Tomada por Ivón Fernanda Almonacid 


      Vivimos en una época de alucinación y de frenesí colectivo, y los sentimientos y las ideas se cruzan como ráfagas contrapuestas en una noche de tempestad. Si, como se creía antaño, la literatura de un pueblo no solo contribuye a formarlo, dándole unidad por la lengua y el espíritu, sino que a la vez lo refleja en lo que es en él la esencia, lo duradero, no ha de sorprendernos que nuestra poesía y nuestra novela de mañana, de ahora mismo, sean dadaístas. 

      Aquí todos estamos dadaístas. Se inicia una campaña en favor de la higienización de México, dizque para raer la concha de lepra que ciñe los palacios ilustres, y el súbito resultado de ese movimiento es la aparición de los mataperros. Y ni en los ritos magiares, en que la posesión de la tierra no se hace sagrada sino derramando sobre los terrones removidos la sangre de un animal, a latigazos de muerte; no, en ningún tiempo se ha visto más lúgubre. 

       Junto  los mansos ojos de los perros, donde un alma delicada no puede hallar sino misteriosos reflejos, y junto a sus dientes, que recuerdan a Jesucristo, según la parábola tolstoiana, "una hilera de perlas" - los empleados de la policía, que han de instituir la higiene pública en esta ciudad, parecen hienas: lo que hay en la entraña de la bestia humana, el ímpetu de herir y de gozarse en el dolor, la sevicia, todo se reveló ahí. Cuando los garrotes caían sobre las cabezas de las inermes bestias, en el sacrificio feroz y horrible, hubiera podido verse en los ojos de los mataperros algo como un brillar de espadas revolucionaras. ¡Rodolfo Fierro huiría con sus hombres!

        La iniquidad hirió una fibra del corazón indiferente de México, y he aquí a la prensa blandiendo sus arcangélicas espadas en defensa de los perros. Diríase que los reporteros y editorialistas evocan la memoria de aquel pequeño Pelleas, cuya muerte constituye para el filósofo "una pequeña luz entre las sombras"; dijérase que Cipión y Berganza no son ya imaginaciones, sino carne y huesos que andan y que acaso escriben para los diarios matinales...
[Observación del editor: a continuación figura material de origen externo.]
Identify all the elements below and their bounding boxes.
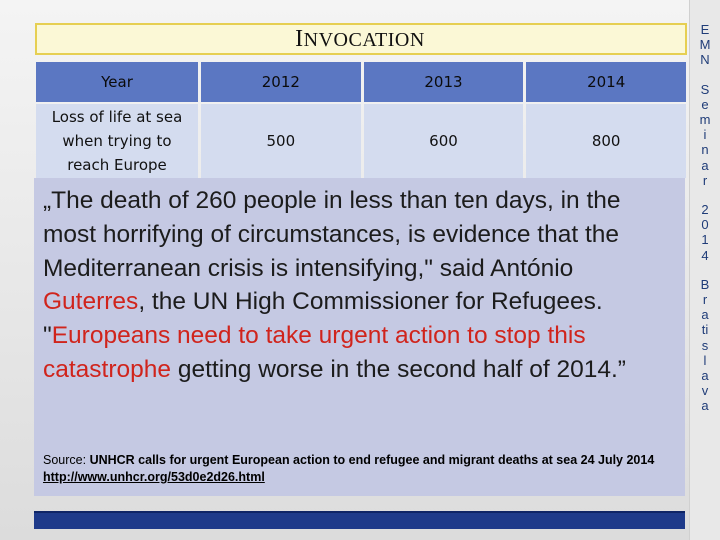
- side-text-gap: [696, 263, 714, 277]
- quote-part: , the UN High Commissioner for Refugees.…: [43, 288, 603, 350]
- side-text-char: r: [702, 172, 708, 188]
- side-text-char: N: [700, 52, 710, 68]
- quote-part: „The death of 260 people in less than te…: [43, 187, 621, 282]
- side-text-gap: [696, 188, 714, 202]
- table-header-cell: 2013: [363, 62, 524, 102]
- table-cell: 800: [526, 104, 686, 178]
- row-label-line: reach Europe: [67, 156, 167, 174]
- side-text-char: l: [703, 352, 707, 368]
- side-text-char: a: [701, 157, 709, 173]
- side-text-char: r: [702, 292, 708, 308]
- table-row: Loss of life at sea when trying to reach…: [36, 104, 686, 178]
- table-header-cell: Year: [36, 62, 198, 102]
- quote-name-highlight: Guterres: [43, 288, 139, 316]
- side-text-char: ti: [701, 322, 709, 338]
- side-text-char: v: [701, 383, 709, 399]
- title-bar: [35, 23, 687, 55]
- side-text-char: S: [700, 81, 710, 97]
- row-label-line: Loss of life at sea: [51, 108, 183, 126]
- side-text-char: 4: [701, 247, 709, 263]
- side-text-gap: [696, 68, 714, 82]
- side-text-char: a: [701, 398, 709, 414]
- side-text-char: M: [699, 37, 711, 53]
- quote-part: getting worse in the second half of 2014…: [171, 355, 626, 383]
- side-text-char: s: [701, 337, 709, 353]
- loss-of-life-table: Year 2012 2013 2014 Loss of life at sea …: [33, 60, 689, 180]
- side-text-char: e: [701, 96, 709, 112]
- table-header-cell: 2014: [526, 62, 686, 102]
- table-row-label: Loss of life at sea when trying to reach…: [36, 104, 198, 178]
- row-label-line: when trying to: [62, 132, 172, 150]
- side-text-char: i: [703, 127, 707, 143]
- footer-bar: [34, 511, 685, 529]
- side-strip: [689, 0, 720, 540]
- side-text-char: B: [700, 276, 710, 292]
- source-link[interactable]: http://www.unhcr.org/53d0e2d26.html: [43, 470, 265, 484]
- table-header-cell: 2012: [201, 62, 361, 102]
- quote-text: „The death of 260 people in less than te…: [43, 184, 668, 387]
- quote-box: [34, 178, 685, 496]
- side-text-char: m: [699, 112, 711, 128]
- source-label: Source:: [43, 453, 90, 467]
- table-cell: 500: [201, 104, 361, 178]
- side-text-char: a: [701, 307, 709, 323]
- page-title: INVOCATION: [0, 26, 720, 53]
- side-text-char: 1: [701, 232, 709, 248]
- side-text-char: n: [701, 142, 709, 158]
- table-cell: 600: [363, 104, 524, 178]
- side-text-char: 0: [701, 217, 709, 233]
- table-header-row: Year 2012 2013 2014: [36, 62, 686, 102]
- side-text-char: 2: [701, 202, 709, 218]
- source-citation: Source: UNHCR calls for urgent European …: [43, 452, 683, 486]
- side-text-char: a: [701, 368, 709, 384]
- side-text-char: E: [700, 22, 710, 37]
- title-rest: NVOCATION: [303, 29, 425, 51]
- title-initial: I: [295, 26, 304, 52]
- quote-highlight: Europeans need to take urgent action to …: [43, 322, 586, 383]
- source-text: UNHCR calls for urgent European action t…: [89, 453, 655, 467]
         Pero no, esta visión es lóbrega. Si los perros escribiesen, ahora que hay libertad de imprenta, sus inteligencias escarnecidas -donde se esconde, sin embargo, la agudeza que da el dolor- nos desconcertarían con la revelación de verdades angustiosas. Quizás conoceríamos así la lógica de los pronunciamientos, de los asaltos, del abandono de los niños a la intemperie, de la sangre vertida en agitaciones obreras en que la picardía de los líderes pone a su servicio la ingenuidad de los que trabajan...

       Y, francamente, la pobre especie humana podría decir a la especie perruna, si esta se querellara del tormento en las comisarías, la frase inmortal de nuestra epopeya:

               -¿Estoy yo acaso en un lecho de rosas?



Escrito por Porfirio Barba Jacob

Tomado de Escritos mexicanos, Fondo de Cultura Económica, 23 de junio de 1922. 



Porfirio Barba Jacob, fue como se conoció al poeta y periodista que nació en Santa Rosa de Osos en 1883 y murió en Ciudad de México en 1942, y cuyo verdadero nombre era Miguel Ángel Osorio. Fue un trashumante que vivió en varios países de América, pero dejó la mayoría de sus escritos en prensa centroamericana, como los que recogió Eduardo García Aguilar en Escritos Mexicanos. Fernando Vallejo publicó una de sus mejores biografías, titulada 'El Mensajero' (1991).